What is it like to travel on trips like this with students when compared to when you travel on your own?

I think travelling individually and travelling with a group is like comparing apples to oranges—they have different flavors and textures. Individual research fosters investigation, discovery, and knowledge that is shared extrinsically from local to international. With students, it’s about their discovery—a plethora of awe, dialogic interaction, and wonder as they see, learn, and uncover things in new ways.
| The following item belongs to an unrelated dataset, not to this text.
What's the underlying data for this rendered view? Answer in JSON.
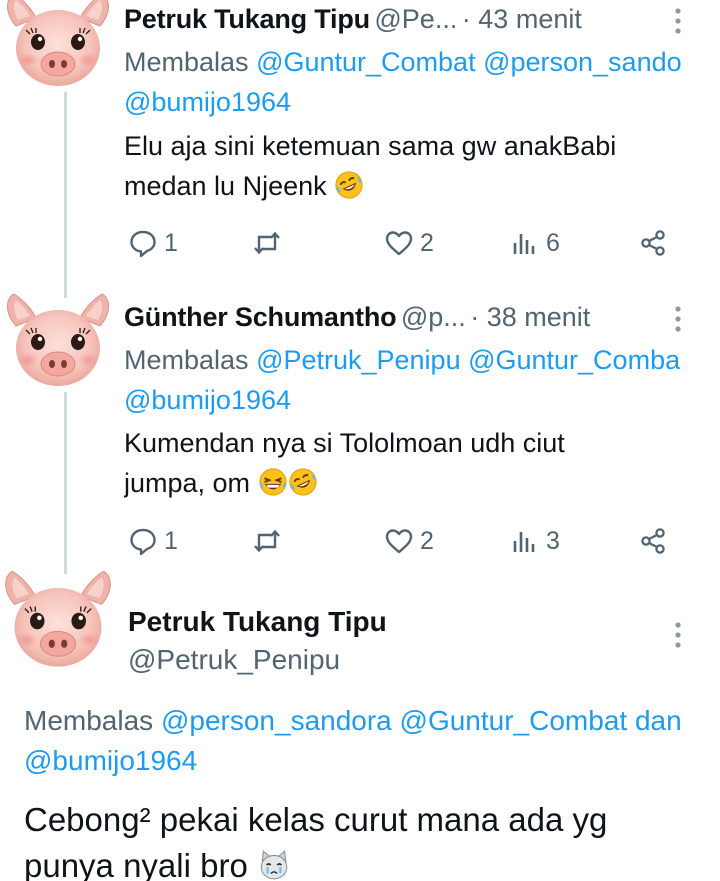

It’s a collaborative dynamic and exciting experience, because they are learning and becoming researchers.

What do you hope students will gain by immersing themselves in the arts and culture of Guatemala?

Guatemala is such a unique culture, having been colonized by Spain and having a vibrant indigenous community. I hope students cultivate growth in cultural understanding and art practice that focuses on equality, dignity, and self-determination with a respect for themselves and the communities they are immersed in. These then become centerpieces to meaningful learning experiences.

What were some of the most memorable aspects of this trip?

I think there were many moments: Making the alfombra installation in the museum, traveling to Hospitalito Atitlán and working with artist Angelika Bauer, going to the women’s weaving cooperative in San Juan de la Laguna, and the culminating project of making an alfombra for the procession of Santa Ana as part of the community in collaboration with Casa Herrera.

What advice would you give to students considering taking a cultural exchange trip like this?

My advice is simply: Do it! It will forever change who you are.

UF Guatemala Cultural Exchange – Interview With MAAE Student Kimberly Thomas

Kimberly Thomas has a background in studio art and has been teaching art for the last four years. She joined the online M.A. in Art Education to expand her knowledge of curriculum development and theory to better serve her students. After graduation, she plans to pursue a Ph.D. in art education to continue exploring the effects of race in teacher-student relationships in the art classroom.

What was the most memorable aspect of the experience?

The most memorable part of this trip for me was learning about becoming a researcher and an artist/activist. I learned what direct research looks like. Participating in conversations and dissecting a day’s work with my peers was a vital part of that growth. I have seen how these lessons have worked their way into my research upon return. I widened my window of understanding.

What was it like making alfombras for the museum? How does it feel to know your work was on display in an international museum?

It’s kind of surreal. I have always wanted to have a piece on display at a museum and I never imagined it would be at a museum in another country. It was an absolutely wonderful experience, particularly working together as a group. It’s a lesson I will use with my students.

What advice would you give to students considering taking a cultural exchange trip like this?

I had doubts about going, but the experience brought me so much growth. In hindsight, I never would have questioned whether or not I should go on the trip! I learned more in ten days under Dr. Powell’s guidance than I did in most of my undergraduate education. I actually have my subsequent trip planned and some funding in place to continue the research I started.

How did this experience impact you or change your perspective? What were some specific moments or people who had the biggest impact?

This experience changed my perspective because it was really my first experience in direct research. Dr. Powell really took time to talk with us. She posed questions to reflect on our time each day and showed us examples of her writing and work while there. She helped us make long term connections so we could continue research if we wanted to come back. She helped us reflect and think about ourselves and our perspectives and find our strengths.

My favorite experience was riding in a boat across Lake Atitlan with volcanos surrounding us. The water was splashing and the boat was rocking and I genuinely understood at that moment that I was in a very different place in the world. It was one of the most magical experiences of my life.